The Big East has a 27-month notification period for any member that wants to leave. The Big East has shown a willingness to negotiate, as it did with Pittsburgh and Syracuse, who paid $7.5 million each to get out early when the exit fee was $5 million.
The Big East has since increased that fee to $10 million.
This latest rapid-fire round of realignment was set off last week by the Big Ten's additions of Maryland and Rutgers, which will join that conference in 2014.
On Tuesday, the Big East added Tulane for all sports and East Carolina for football only, also beginning in 2014.

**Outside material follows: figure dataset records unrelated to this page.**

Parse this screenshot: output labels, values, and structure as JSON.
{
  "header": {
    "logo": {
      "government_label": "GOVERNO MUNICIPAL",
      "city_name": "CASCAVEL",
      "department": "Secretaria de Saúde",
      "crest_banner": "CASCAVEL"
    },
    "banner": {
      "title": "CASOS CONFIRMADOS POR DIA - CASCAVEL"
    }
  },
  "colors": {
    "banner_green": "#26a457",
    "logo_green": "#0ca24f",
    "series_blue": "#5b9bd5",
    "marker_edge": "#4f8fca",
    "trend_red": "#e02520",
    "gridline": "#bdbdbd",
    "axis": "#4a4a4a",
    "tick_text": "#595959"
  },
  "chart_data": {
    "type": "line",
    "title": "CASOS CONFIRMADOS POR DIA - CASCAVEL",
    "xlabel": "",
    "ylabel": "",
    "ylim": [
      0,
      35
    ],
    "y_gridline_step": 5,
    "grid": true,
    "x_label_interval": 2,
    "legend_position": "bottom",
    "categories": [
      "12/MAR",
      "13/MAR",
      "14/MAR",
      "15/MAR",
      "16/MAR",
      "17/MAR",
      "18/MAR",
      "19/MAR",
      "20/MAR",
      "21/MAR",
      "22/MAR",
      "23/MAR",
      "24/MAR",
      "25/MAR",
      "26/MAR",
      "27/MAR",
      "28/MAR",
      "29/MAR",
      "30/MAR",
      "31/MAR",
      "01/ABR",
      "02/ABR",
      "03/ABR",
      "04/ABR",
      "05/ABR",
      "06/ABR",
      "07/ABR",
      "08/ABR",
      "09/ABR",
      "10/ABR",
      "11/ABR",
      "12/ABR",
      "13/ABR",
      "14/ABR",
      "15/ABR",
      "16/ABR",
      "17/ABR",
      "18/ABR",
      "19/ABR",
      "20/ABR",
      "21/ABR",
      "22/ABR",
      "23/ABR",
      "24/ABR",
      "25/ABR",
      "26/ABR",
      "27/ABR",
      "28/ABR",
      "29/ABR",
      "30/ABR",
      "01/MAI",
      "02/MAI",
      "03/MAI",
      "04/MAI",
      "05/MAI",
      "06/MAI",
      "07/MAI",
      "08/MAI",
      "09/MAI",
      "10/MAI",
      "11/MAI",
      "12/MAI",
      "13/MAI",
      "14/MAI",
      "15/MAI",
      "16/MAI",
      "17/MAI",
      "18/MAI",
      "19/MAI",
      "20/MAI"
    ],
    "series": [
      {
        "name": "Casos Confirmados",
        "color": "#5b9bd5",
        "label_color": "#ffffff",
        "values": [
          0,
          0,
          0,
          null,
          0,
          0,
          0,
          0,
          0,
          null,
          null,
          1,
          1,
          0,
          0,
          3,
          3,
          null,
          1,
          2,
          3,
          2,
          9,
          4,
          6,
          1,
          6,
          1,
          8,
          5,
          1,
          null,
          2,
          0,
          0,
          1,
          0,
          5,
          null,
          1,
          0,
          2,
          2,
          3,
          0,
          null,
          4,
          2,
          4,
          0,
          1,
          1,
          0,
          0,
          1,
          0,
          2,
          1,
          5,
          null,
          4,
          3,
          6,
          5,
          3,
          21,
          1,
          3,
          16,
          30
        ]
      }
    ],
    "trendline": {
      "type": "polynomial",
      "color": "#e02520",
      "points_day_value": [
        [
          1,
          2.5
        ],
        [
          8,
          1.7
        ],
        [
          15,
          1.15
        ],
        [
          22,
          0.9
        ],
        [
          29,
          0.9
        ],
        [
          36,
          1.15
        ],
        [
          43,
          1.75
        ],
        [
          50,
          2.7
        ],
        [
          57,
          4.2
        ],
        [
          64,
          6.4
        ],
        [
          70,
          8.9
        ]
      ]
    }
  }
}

In a statement, Big East Commissioner Mike Aresco wished Louisville well and said the league's additions are important for its future.
"We are committed to a vibrant and dynamic future for the Big East Conference," Aresco said.
Louisville's addition will add some extra juice to what's already one of the nation's premier conferences for men's basketball.
Louisville, currently ranked No. 5, brings a program that has won two national championships and reached its ninth Final Four last season. In addition, Rick Pitino will give the league another marquee coaching name alongside Duke's Mike Krzyzewski, North Carolina's Roy Williams and soon Jim Boeheim of Syracuse.